Venom That Heals: How a Swarm of Bees Saved One Woman’s Life

Photo via Flickr (Umberto Salvagnin | CC BY 2.0)

For three days, she was in pain. Then, she wasn’t.

“I had been living in this… I call it a brown-out because it’s like you’re walking around in a half-coma all the time with the inflammation of your brain from the Lyme. My brain just came right out of that fog. I thought: I can actually think clearly for the first time in years.”

With a now-clear head, Ellie started wondering what had happened. So she did what anyone else would do: Google it. Disappointingly, her searches turned up very little. But she did find one small 1997 study by scientists at the Rocky Mountain Laboratories in Montana, who’d found that melittin killed Borrelia. Exposing cell cultures to purified melittin, they reported that the compound completely inhibited Borrelia growth.
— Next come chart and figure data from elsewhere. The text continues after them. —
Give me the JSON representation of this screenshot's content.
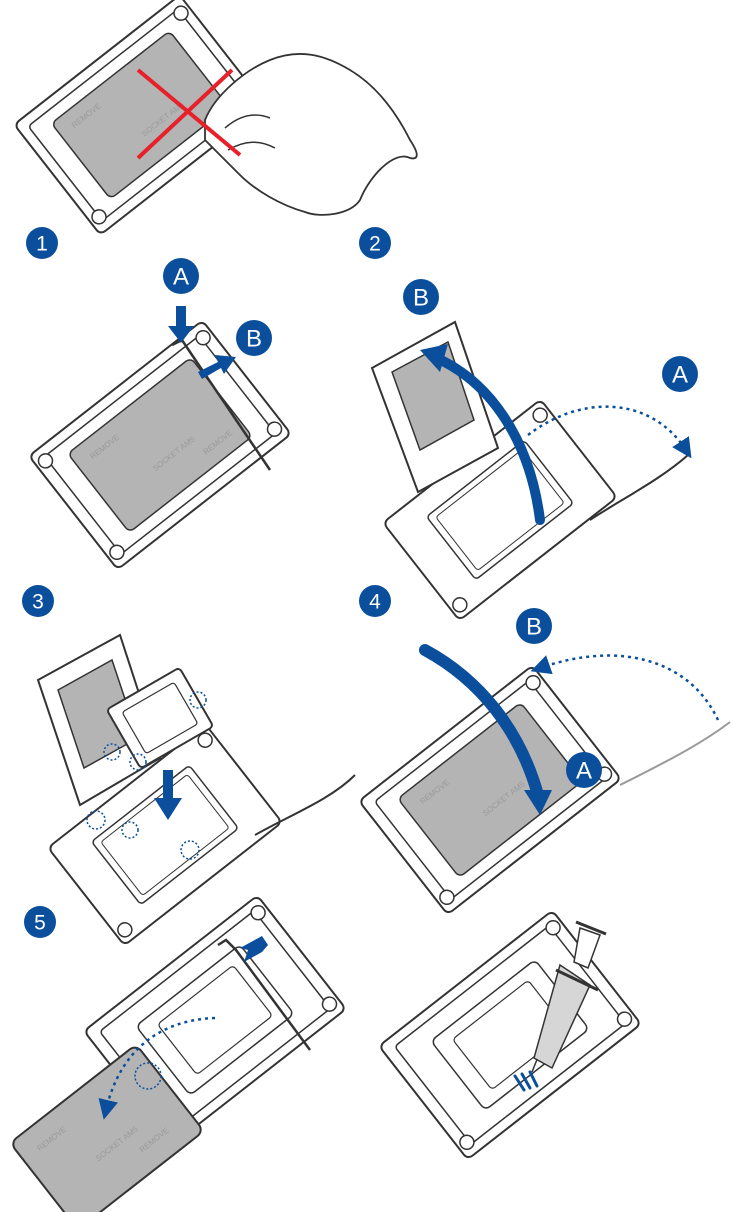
{
  "colors": {
    "accent": "#0b4f9c",
    "red_cross": "#e8202a",
    "chip_gray": "#b4b4b4",
    "line": "#333333"
  },
  "steps": [
    {
      "number": "1"
    },
    {
      "number": "2"
    },
    {
      "number": "3"
    },
    {
      "number": "4"
    },
    {
      "number": "5"
    }
  ],
  "callouts": {
    "a": "A",
    "b": "B"
  },
  "chip_labels": {
    "remove": "REMOVE",
    "socket": "SOCKET AM5"
  }
}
When they looked more closely, they saw that shortly after melittin was added, the bacteria were effectively paralysed, unable to move as their outer membranes were under attack. Soon after, those membranes began to fall apart, killing the bacteria.

Convinced by her experience and the limited research she found, Ellie decided to try apitherapy, the therapeutic use of materials derived from bees.

Her bees live in a “bee condo” in her apartment. She doesn’t raise them herself; instead, she mail orders, receiving a package once a week. To perform the apitherapy, she uses tweezers to grab a bee and press it gently where she wants to be stung. “Sometimes I have to tap them on the tush a little bit,” she says, “but they’re usually pretty willing to sting you.”

She started on a regimen of ten stings a day, three days a week: Monday, Wednesday, Friday. Three years and several thousand stings later, Ellie seems to have recovered miraculously. Slowly, she has reduced the number of stings and their frequency – just three stings in the past eight months, she tells me (and one of those she tried in response to swelling from a broken bone, rather than Lyme-related symptoms). She keeps the bees around just in case, but for the past year before I talked to her, she’d mostly done just fine without them.

Christie Wilcox on Ellie Lobel, a woman with Lyme disease whose health has recovered after being attacked by a swarm of Africanised bees, in a March 2015 article in Mosaic. Lobel now works with a bee farm and has a business selling bee products, using the proceeds to support bee preservation efforts and Lyme disease research.